El rostro de la dictadura portuguesa, António de Oliveira Salazar, promovió la idea de que su país no era un mero estado colonialista, sino una civilización global, destinada a expandir suinfluencia de forma benevolente. A través del lusotropicalismo, teoría desarrollada por el sociólogo brasileño Gilberto Freyre y adoptada por el régimen, Salazar justificó la presencia portuguesa en África, Asia y Brasil como un legado inmortal de fraternidad y mestizaje. Este discurso, sin embargo, encubría la brutalidad de las guerras coloniales y la explotación de las poblaciones indígenas.
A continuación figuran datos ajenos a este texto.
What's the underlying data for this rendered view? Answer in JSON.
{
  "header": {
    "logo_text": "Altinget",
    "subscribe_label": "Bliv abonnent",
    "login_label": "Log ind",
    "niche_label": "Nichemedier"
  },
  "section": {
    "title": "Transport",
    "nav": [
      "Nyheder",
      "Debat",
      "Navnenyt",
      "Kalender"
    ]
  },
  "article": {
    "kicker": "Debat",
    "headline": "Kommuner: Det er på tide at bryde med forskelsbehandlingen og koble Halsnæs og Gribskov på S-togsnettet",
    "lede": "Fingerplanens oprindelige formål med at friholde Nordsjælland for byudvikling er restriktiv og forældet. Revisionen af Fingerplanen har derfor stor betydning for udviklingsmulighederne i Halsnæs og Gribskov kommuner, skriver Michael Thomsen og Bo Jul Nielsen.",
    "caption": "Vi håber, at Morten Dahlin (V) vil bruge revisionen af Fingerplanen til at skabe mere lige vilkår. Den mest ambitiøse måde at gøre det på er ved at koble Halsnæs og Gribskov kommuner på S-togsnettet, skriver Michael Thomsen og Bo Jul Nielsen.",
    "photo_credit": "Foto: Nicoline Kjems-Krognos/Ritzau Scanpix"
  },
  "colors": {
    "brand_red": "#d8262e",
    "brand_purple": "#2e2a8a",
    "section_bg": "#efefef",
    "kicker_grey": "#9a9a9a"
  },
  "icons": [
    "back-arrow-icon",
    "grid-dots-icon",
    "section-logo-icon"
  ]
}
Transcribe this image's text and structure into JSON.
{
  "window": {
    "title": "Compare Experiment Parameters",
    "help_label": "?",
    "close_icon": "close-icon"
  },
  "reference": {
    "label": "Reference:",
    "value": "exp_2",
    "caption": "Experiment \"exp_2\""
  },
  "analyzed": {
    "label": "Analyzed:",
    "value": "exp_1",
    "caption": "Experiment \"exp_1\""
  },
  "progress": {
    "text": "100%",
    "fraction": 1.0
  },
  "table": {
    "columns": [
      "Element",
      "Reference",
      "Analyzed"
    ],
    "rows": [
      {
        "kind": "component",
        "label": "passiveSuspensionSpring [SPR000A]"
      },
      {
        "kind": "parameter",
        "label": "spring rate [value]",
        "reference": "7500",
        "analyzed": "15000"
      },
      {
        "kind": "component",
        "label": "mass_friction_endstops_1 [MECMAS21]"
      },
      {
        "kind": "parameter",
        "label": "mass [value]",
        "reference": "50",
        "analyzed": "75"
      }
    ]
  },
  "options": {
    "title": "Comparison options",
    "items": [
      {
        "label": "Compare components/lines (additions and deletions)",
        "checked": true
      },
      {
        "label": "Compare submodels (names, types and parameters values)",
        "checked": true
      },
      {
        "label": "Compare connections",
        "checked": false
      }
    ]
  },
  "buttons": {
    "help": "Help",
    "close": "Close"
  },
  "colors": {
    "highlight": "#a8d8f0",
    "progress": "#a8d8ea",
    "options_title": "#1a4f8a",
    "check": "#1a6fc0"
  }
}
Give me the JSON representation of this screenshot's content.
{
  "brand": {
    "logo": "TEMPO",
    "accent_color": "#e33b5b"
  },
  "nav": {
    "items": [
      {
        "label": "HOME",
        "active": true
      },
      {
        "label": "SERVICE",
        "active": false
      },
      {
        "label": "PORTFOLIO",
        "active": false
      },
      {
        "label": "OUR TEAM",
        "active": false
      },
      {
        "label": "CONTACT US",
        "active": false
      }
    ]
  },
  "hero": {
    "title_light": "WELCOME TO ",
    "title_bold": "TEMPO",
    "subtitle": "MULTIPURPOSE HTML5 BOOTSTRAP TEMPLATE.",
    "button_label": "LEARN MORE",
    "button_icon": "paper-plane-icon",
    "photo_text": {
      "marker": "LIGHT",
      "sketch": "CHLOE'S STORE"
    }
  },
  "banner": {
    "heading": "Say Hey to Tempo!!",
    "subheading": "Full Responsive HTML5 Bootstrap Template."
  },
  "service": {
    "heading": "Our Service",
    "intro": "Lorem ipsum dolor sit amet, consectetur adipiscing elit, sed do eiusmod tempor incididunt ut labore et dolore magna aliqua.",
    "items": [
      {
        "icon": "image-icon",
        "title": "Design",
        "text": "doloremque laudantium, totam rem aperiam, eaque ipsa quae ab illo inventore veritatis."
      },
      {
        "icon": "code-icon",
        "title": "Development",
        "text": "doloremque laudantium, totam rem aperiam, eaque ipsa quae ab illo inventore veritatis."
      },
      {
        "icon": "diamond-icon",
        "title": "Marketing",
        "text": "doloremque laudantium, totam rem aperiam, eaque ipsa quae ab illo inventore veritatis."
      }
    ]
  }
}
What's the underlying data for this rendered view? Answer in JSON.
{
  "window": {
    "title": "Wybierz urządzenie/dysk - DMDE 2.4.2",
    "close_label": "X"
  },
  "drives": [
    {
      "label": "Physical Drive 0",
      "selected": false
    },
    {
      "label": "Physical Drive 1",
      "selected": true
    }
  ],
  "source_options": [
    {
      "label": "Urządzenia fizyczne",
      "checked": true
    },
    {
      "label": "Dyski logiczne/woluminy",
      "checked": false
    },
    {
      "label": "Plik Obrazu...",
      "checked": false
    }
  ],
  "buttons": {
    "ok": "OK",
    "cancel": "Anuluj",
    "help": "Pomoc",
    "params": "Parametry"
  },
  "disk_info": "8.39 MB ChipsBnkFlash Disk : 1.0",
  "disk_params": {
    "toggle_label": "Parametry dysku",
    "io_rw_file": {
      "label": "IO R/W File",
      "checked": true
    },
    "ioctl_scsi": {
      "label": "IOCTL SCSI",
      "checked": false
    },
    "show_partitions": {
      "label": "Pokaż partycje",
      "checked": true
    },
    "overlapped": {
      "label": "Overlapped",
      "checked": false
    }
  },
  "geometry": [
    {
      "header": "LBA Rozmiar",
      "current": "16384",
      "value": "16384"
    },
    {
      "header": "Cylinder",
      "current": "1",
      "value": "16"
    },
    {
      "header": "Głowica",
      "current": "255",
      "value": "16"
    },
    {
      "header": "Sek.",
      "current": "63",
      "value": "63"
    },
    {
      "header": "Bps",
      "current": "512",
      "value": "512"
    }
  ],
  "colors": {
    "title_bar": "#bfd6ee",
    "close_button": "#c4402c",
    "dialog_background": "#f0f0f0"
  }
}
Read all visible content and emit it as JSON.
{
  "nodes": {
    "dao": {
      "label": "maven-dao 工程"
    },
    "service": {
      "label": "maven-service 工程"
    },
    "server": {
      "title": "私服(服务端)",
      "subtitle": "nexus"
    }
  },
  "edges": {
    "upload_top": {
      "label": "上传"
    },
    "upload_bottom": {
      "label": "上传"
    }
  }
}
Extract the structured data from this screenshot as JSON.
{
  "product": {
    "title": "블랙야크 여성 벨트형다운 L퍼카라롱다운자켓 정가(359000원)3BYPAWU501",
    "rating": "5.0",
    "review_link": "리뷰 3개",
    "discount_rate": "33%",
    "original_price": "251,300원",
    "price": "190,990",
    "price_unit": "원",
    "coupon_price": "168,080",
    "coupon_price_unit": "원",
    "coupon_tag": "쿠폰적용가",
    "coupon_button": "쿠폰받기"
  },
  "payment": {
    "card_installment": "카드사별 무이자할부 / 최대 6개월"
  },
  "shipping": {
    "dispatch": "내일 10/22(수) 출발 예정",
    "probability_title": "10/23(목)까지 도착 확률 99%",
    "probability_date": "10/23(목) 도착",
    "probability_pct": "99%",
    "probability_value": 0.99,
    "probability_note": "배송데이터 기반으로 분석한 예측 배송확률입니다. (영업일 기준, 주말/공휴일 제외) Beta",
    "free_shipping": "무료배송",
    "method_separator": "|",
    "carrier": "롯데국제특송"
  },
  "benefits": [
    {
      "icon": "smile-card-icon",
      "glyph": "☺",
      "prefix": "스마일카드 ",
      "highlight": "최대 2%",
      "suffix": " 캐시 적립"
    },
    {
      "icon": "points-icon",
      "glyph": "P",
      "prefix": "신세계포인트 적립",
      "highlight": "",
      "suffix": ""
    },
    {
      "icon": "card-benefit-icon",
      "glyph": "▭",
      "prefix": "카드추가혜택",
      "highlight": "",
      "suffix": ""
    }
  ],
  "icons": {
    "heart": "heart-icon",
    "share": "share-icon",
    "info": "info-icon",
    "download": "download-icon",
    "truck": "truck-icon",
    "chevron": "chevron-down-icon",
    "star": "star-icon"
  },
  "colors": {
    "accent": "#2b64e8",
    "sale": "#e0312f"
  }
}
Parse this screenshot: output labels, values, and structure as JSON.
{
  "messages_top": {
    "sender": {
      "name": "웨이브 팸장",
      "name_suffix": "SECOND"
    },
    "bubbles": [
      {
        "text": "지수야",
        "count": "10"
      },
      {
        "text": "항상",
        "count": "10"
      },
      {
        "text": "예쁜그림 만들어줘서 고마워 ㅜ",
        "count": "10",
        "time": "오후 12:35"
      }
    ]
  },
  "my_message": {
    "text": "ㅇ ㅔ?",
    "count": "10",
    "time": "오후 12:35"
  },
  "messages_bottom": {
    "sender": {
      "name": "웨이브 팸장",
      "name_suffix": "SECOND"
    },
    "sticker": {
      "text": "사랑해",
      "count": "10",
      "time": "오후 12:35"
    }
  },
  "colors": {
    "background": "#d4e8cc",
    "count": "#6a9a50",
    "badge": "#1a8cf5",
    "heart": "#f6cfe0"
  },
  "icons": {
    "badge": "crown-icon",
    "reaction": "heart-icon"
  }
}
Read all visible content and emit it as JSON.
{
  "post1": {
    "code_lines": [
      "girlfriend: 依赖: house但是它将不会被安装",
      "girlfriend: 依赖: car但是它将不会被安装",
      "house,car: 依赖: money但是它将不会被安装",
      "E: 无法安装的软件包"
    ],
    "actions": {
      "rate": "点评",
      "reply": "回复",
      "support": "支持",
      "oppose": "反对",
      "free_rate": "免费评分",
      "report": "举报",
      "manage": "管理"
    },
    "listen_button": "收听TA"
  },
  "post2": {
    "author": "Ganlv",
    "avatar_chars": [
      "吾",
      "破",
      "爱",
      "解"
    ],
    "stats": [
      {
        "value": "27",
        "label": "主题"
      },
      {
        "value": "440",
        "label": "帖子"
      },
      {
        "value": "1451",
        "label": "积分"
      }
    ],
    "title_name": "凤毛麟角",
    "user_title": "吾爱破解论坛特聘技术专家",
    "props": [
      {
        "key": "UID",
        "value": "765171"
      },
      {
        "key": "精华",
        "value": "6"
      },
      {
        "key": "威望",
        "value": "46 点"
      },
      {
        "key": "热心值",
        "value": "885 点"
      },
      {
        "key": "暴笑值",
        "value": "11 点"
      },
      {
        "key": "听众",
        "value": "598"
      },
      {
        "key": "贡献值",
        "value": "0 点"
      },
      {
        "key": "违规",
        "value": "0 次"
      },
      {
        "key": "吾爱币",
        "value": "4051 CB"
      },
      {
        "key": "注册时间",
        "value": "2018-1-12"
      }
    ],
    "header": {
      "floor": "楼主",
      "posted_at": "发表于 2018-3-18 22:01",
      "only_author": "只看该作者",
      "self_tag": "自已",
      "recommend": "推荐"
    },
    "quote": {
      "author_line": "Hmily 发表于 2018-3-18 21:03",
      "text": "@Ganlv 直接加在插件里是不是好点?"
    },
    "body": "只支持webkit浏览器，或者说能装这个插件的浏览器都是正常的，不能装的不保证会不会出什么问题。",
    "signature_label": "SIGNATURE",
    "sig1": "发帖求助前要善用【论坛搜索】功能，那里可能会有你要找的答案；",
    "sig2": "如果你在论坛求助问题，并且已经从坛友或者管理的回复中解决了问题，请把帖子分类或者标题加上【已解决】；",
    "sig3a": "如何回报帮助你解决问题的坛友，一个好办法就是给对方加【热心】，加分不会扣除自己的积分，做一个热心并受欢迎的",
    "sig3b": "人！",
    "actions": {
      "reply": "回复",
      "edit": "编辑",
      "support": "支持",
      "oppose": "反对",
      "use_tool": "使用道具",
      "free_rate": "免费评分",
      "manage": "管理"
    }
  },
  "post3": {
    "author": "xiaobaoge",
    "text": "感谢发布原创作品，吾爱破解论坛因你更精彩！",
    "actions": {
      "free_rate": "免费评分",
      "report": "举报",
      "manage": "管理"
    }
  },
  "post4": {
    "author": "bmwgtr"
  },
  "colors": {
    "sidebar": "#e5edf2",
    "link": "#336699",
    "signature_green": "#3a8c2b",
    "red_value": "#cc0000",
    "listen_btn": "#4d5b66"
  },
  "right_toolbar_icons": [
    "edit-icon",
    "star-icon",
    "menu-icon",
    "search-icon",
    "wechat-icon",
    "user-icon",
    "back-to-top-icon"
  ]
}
Para afianzar esta narrativa de inmortalidad, el régimen construyó exposiciones imperiales y monumentos que glorificaban las conquistas marítimas portuguesas. La Exposición del Mundo Portugués de 1940, celebrada en Lisboa, fue un despliegue propagandístico que recreaba escenas de la “Era de los Descubrimientos”, presentando a Portugal como una potencia intemporal y universal. A través de ceremonias, discursos y reconstrucciones arquitectónicas, Salazar buscó consolidar la imagen de un imperio eterno que trascendiera su propia figura.

Vista parcial del complejo de la Exposición del Mundo Portugués en Lisboa en 1940
Incluso después de su derrame cerebral en 1968, cuando fue apartado del poder sin ser consciente de ello, la idea de su propia relevancia persistió. Se cuenta que Salazar seguía ejerciendo un gobierno ficticio desde su residencia, convencido de que aún dirigía los destinos de Portugal. Su obsesión por la permanencia quedó reflejada en este aferramiento simbólico al poder.
Los sueños frustrados de grandeza
A pesar de su retórica triunfalista, muchos de estos líderes vieron cómo sus ambiciones se derrumbaban. Así, Hitler se refugió en su búnker, donde se suicidó junto a la mujer con la que acababa de contraer matrimonio, Eva Braun. Mussolini terminó colgado públicamente en la plaza Loreto, donde, en agosto de 1944, se había fusilado a 15 partisanos. Se dice que el dictador comentó “por la sangre de la plaza de Loreto, pagaremos caro”. Antonescu fue sometido a un juicio popular, condenado a muerte, fusilado en un terreno abandonado e incinerado para hacerlo desaparecer para siempre.
Tanto triunfalismo resultó contraproducente. En lugar de cumplir sus sueños, estos países precipitaron a sus países al abismo. La supuesta inmortalidad de la nación abstracta se traduce en la mortalidad de cientos de miles de personas concretas.